Zero’s state endpoint tells me:

{
  "counter": "1636",
  "groups": {},
  "zeros": {
    "1": {
      "id": "1",
      "groupId": 0,
      "addr": "localhost:5080",
      "leader": true,
      "amDead": false,
      "lastUpdate": "0",
      "learner": false,
      "clusterInfoOnly": false,
      "forceGroupId": false
    }
  },
  "maxUID": "179410000",
  "maxTxnTs": "10000",
  "maxNsID": "0",
  "maxRaftId": "0",
  "removed": [],
  "cid": "7c878cbe-5a65-4ef9-87c9-8d4bdbe2b202",
  "license": {
    "user": "",
    "maxNodes": "18446744073709551615",
    "expiryTs": "1622879986",
    "enabled": true
  }
}

If you are talking about --reduce_shards, then this is fine as I am planning to use only one group. I could not find any other replica-related settings on https://dgraph.io/docs/deploy/fast-data-loading/bulk-loader/.

This looks like a previous remaining config. You have to cleanup your cluster before doing it. Never do a Bulkload with previous files in the volume. And make sure to make the env the same as possible. Like addr should always be the same you have started.

Is this particular "addr": "localhost:5080" a problem in itself or just an indication that the setup was not clean, which worries you this might have other side effects?

To give you some more background. The bulk loading was done in a single docker container (not kubernetes), hosting zero and alpha together:

rm -rf /dgraph/zw
dgraph zero >> /data/zero.log 2>&1 < /dev/null &
sleep 5

rm -rf /dgraph/out /dgraph/xidmap
dgraph bulk --store_xids --xidmap /dgraph/xidmap -j 4 --ignore_errors --tmp /dgraph/tmp -f "/data/data.rdf" -s "/data/schema.rdf" --format=rdf --out=/dgraph/out --replace_out 2>&1 | tee /dgraph/bulk.log

This probably caused the "addr": "localhost:5080". As you can see, both zero and alpha had empty directories.

85% of chance of being what I said. I have seen this sometimes. Dgraph stores the configs in Stone. So, remaining configs can still be there and not override.

But why did you shared a k8s YAML?

Make sure they use the SVC address always. In case you use K8s. Or the Docker’s network context.

Zero configs are only stored in zw directory, right?

So I have bulk-loaded against localhost:5080 zero and now want to serve that zero under a different hostname, a SVC address. Is that repurposing possible?

Can I “rename” zeros or do I have to “migrate” the zero cluster away from that node, like adding other zeros and removing the first one?

Following my own experience, you can’t. You have to start the zero with the final address from the beginning.

The last idea feels plausible. But I’m not sure.

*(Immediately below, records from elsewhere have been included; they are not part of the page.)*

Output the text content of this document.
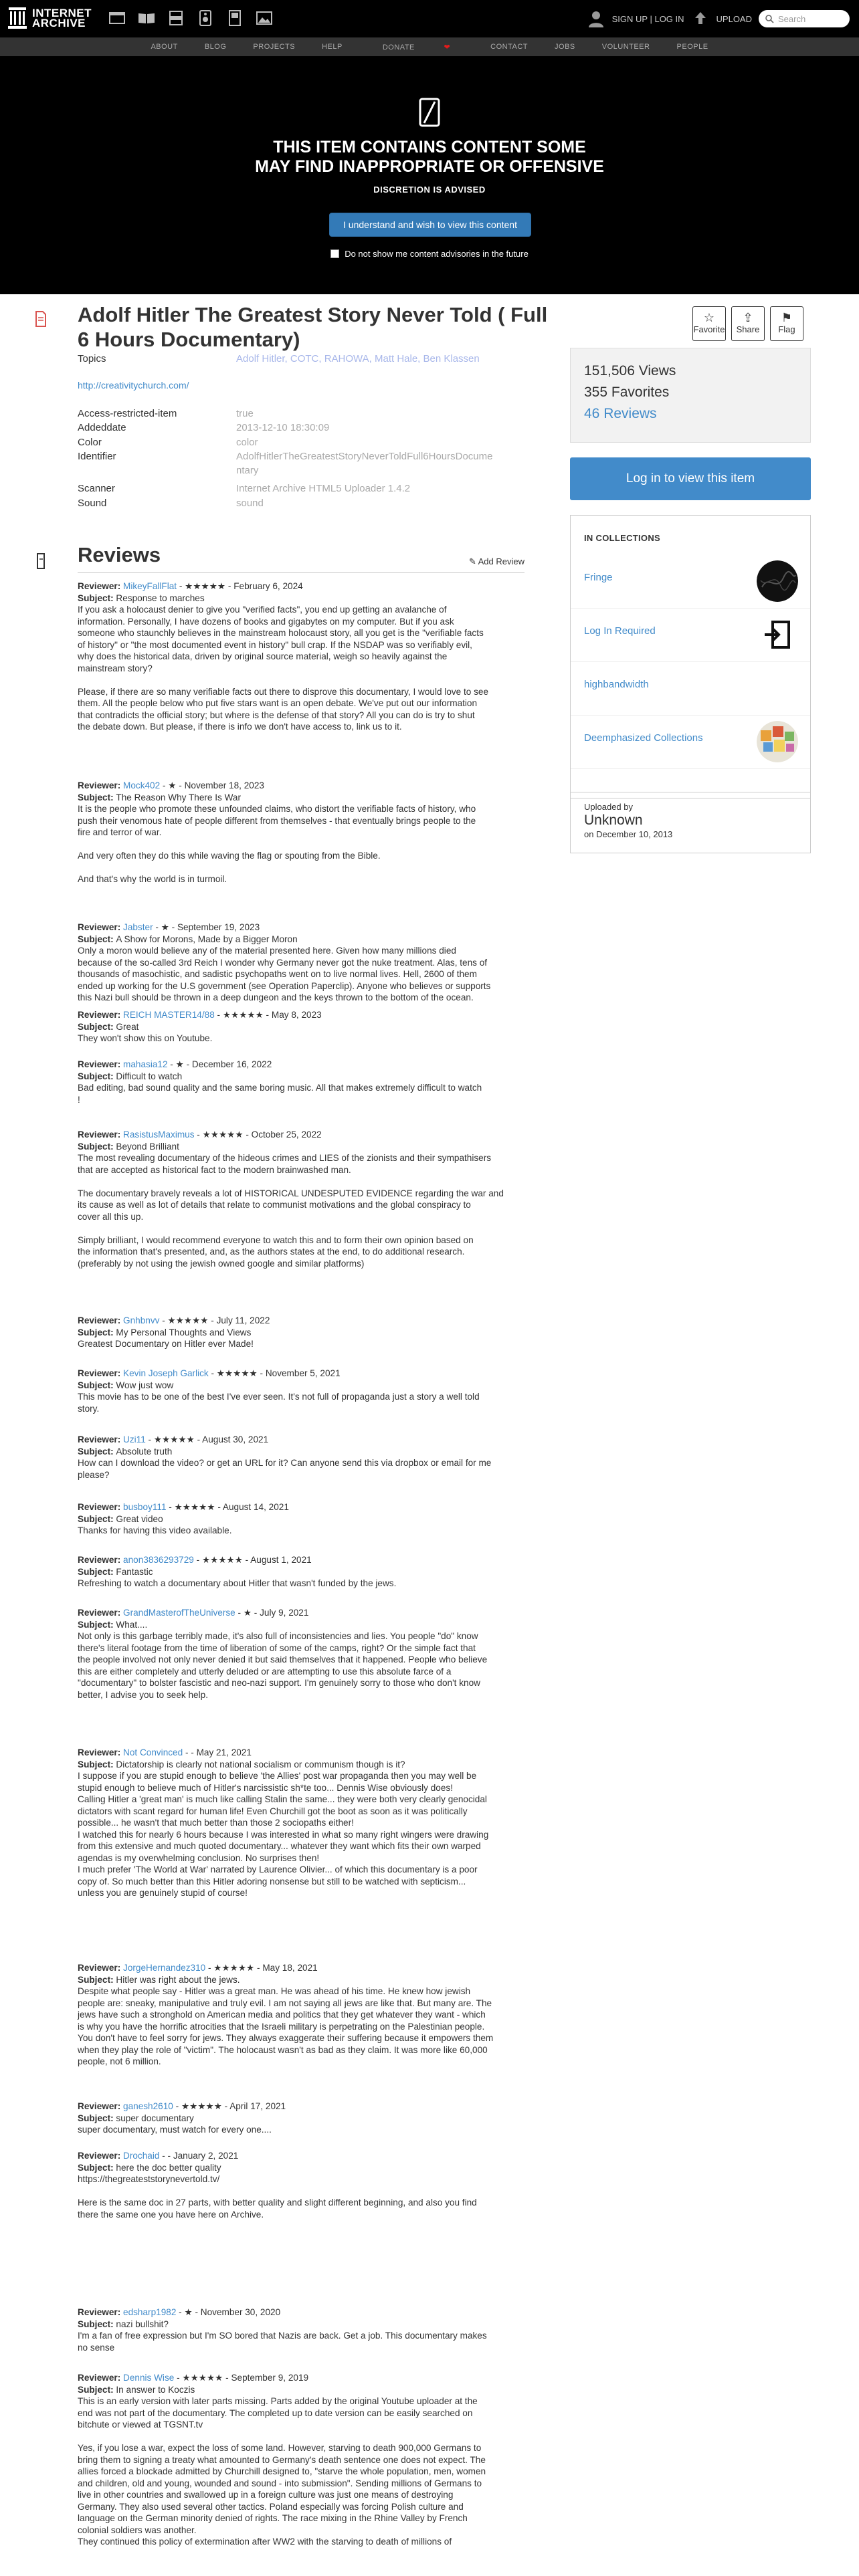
INTERNET
ARCHIVE	SIGN UP | LOG IN	UPLOAD	Search
ABOUT	BLOG	PROJECTS	HELP	DONATE	❤	CONTACT	JOBS	VOLUNTEER	PEOPLE
THIS ITEM CONTAINS CONTENT SOME
MAY FIND INAPPROPRIATE OR OFFENSIVE
DISCRETION IS ADVISED
I understand and wish to view this content
Do not show me content advisories in the future
Adolf Hitler The Greatest Story Never Told ( Full 6 Hours Documentary)
☆
Favorite
⇪
Share
⚑
Flag
Topics	Adolf Hitler, COTC, RAHOWA, Matt Hale, Ben Klassen
http://creativitychurch.com/
Access-restricted-item	true
Addeddate	2013-12-10 18:30:09
Color	color
Identifier	AdolfHitlerTheGreatestStoryNeverToldFull6HoursDocume
ntary
Scanner	Internet Archive HTML5 Uploader 1.4.2
Sound	sound
151,506 Views
355 Favorites
46 Reviews
Log in to view this item
IN COLLECTIONS
Fringe
Log In Required
highbandwidth
Deemphasized Collections
Uploaded by
Unknown
on December 10, 2013
Reviews	✎ Add Review

Reviewer: MikeyFallFlat - ★★★★★ - February 6, 2024

Subject: Response to marches

If you ask a holocaust denier to give you "verified facts", you end up getting an avalanche of
information. Personally, I have dozens of books and gigabytes on my computer. But if you ask
someone who staunchly believes in the mainstream holocaust story, all you get is the "verifiable facts
of history" or "the most documented event in history" bull crap. If the NSDAP was so verifiably evil,
why does the historical data, driven by original source material, weigh so heavily against the
mainstream story?

Please, if there are so many verifiable facts out there to disprove this documentary, I would love to see
them. All the people below who put five stars want is an open debate. We've put out our information
that contradicts the official story; but where is the defense of that story? All you can do is try to shut
the debate down. But please, if there is info we don't have access to, link us to it.

Reviewer: Mock402 - ★ - November 18, 2023

Subject: The Reason Why There Is War

It is the people who promote these unfounded claims, who distort the verifiable facts of history, who
push their venomous hate of people different from themselves - that eventually brings people to the
fire and terror of war.

And very often they do this while waving the flag or spouting from the Bible.

And that's why the world is in turmoil.

Reviewer: Jabster - ★ - September 19, 2023

Subject: A Show for Morons, Made by a Bigger Moron

Only a moron would believe any of the material presented here. Given how many millions died
because of the so-called 3rd Reich I wonder why Germany never got the nuke treatment. Alas, tens of
thousands of masochistic, and sadistic psychopaths went on to live normal lives. Hell, 2600 of them
ended up working for the U.S government (see Operation Paperclip). Anyone who believes or supports
this Nazi bull should be thrown in a deep dungeon and the keys thrown to the bottom of the ocean.

Reviewer: REICH MASTER14/88 - ★★★★★ - May 8, 2023

Subject: Great

They won't show this on Youtube.

Reviewer: mahasia12 - ★ - December 16, 2022

Subject: Difficult to watch

Bad editing, bad sound quality and the same boring music. All that makes extremely difficult to watch
!

Reviewer: RasistusMaximus - ★★★★★ - October 25, 2022

Subject: Beyond Brilliant

The most revealing documentary of the hideous crimes and LIES of the zionists and their sympathisers
that are accepted as historical fact to the modern brainwashed man.

The documentary bravely reveals a lot of HISTORICAL UNDESPUTED EVIDENCE regarding the war and
its cause as well as lot of details that relate to communist motivations and the global conspiracy to
cover all this up.

Simply brilliant, I would recommend everyone to watch this and to form their own opinion based on
the information that's presented, and, as the authors states at the end, to do additional research.
(preferably by not using the jewish owned google and similar platforms)

Reviewer: Gnhbnvv - ★★★★★ - July 11, 2022

Subject: My Personal Thoughts and Views

Greatest Documentary on Hitler ever Made!

Reviewer: Kevin Joseph Garlick - ★★★★★ - November 5, 2021

Subject: Wow just wow

This movie has to be one of the best I've ever seen. It's not full of propaganda just a story a well told
story.

Reviewer: Uzi11 - ★★★★★ - August 30, 2021

Subject: Absolute truth

How can I download the video? or get an URL for it? Can anyone send this via dropbox or email for me
please?

Reviewer: busboy111 - ★★★★★ - August 14, 2021

Subject: Great video

Thanks for having this video available.

Reviewer: anon3836293729 - ★★★★★ - August 1, 2021

Subject: Fantastic

Refreshing to watch a documentary about Hitler that wasn't funded by the jews.

Reviewer: GrandMasterofTheUniverse - ★ - July 9, 2021

Subject: What....

Not only is this garbage terribly made, it's also full of inconsistencies and lies. You people "do" know
there's literal footage from the time of liberation of some of the camps, right? Or the simple fact that
the people involved not only never denied it but said themselves that it happened. People who believe
this are either completely and utterly deluded or are attempting to use this absolute farce of a
"documentary" to bolster fascistic and neo-nazi support. I'm genuinely sorry to those who don't know
better, I advise you to seek help.

Reviewer: Not Convinced - - May 21, 2021

Subject: Dictatorship is clearly not national socialism or communism though is it?

I suppose if you are stupid enough to believe 'the Allies' post war propaganda then you may well be
stupid enough to believe much of Hitler's narcissistic sh*te too... Dennis Wise obviously does!
Calling Hitler a 'great man' is much like calling Stalin the same... they were both very clearly genocidal
dictators with scant regard for human life! Even Churchill got the boot as soon as it was politically
possible... he wasn't that much better than those 2 sociopaths either!
I watched this for nearly 6 hours because I was interested in what so many right wingers were drawing
from this extensive and much quoted documentary... whatever they want which fits their own warped
agendas is my overwhelming conclusion. No surprises then!
I much prefer 'The World at War' narrated by Laurence Olivier... of which this documentary is a poor
copy of. So much better than this Hitler adoring nonsense but still to be watched with septicism...
unless you are genuinely stupid of course!

Reviewer: JorgeHernandez310 - ★★★★★ - May 18, 2021

Subject: Hitler was right about the jews.

Despite what people say - Hitler was a great man. He was ahead of his time. He knew how jewish
people are: sneaky, manipulative and truly evil. I am not saying all jews are like that. But many are. The
jews have such a stronghold on American media and politics that they get whatever they want - which
is why you have the horrific atrocities that the Israeli military is perpetrating on the Palestinian people.
You don't have to feel sorry for jews. They always exaggerate their suffering because it empowers them
when they play the role of "victim". The holocaust wasn't as bad as they claim. It was more like 60,000
people, not 6 million.

Reviewer: ganesh2610 - ★★★★★ - April 17, 2021

Subject: super documentary

super documentary, must watch for every one....

Reviewer: Drochaid - - January 2, 2021

Subject: here the doc better quality

https://thegreateststorynevertold.tv/

Here is the same doc in 27 parts, with better quality and slight different beginning, and also you find
there the same one you have here on Archive.

Reviewer: edsharp1982 - ★ - November 30, 2020

Subject: nazi bullshit?

I'm a fan of free expression but I'm SO bored that Nazis are back. Get a job. This documentary makes
no sense

Reviewer: Dennis Wise - ★★★★★ - September 9, 2019

Subject: In answer to Koczis

This is an early version with later parts missing. Parts added by the original Youtube uploader at the
end was not part of the documentary. The completed up to date version can be easily searched on
bitchute or viewed at TGSNT.tv

Yes, if you lose a war, expect the loss of some land. However, starving to death 900,000 Germans to
bring them to signing a treaty what amounted to Germany's death sentence one does not expect. The
allies forced a blockade admitted by Churchill designed to, "starve the whole population, men, women
and children, old and young, wounded and sound - into submission". Sending millions of Germans to
live in other countries and swallowed up in a foreign culture was just one means of destroying
Germany. They also used several other tactics. Poland especially was forcing Polish culture and
language on the German minority denied of rights. The race mixing in the Rhine Valley by French
colonial soldiers was another.
They continued this policy of extermination after WW2 with the starving to death of millions of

But It really feels possible, as you are killing the original zero after passing the bat to other. Give it a shot.

1 Like

I can confirm that bulk-loading against a zero that has the same prospect hostname as the serving instance resolves all issues. This specific requirement during bulk-loading is a bit unexpected. It should be strongly emphasized in the bulk loading section of the documentation.

Maybe it is mentioned there, but reading through it multiple times didn’t prevent me from learning this the hard way, wasting many days of trail and error. Definitively worth improvement.

Many thanks for your quick support, highly appreciated!

1 Like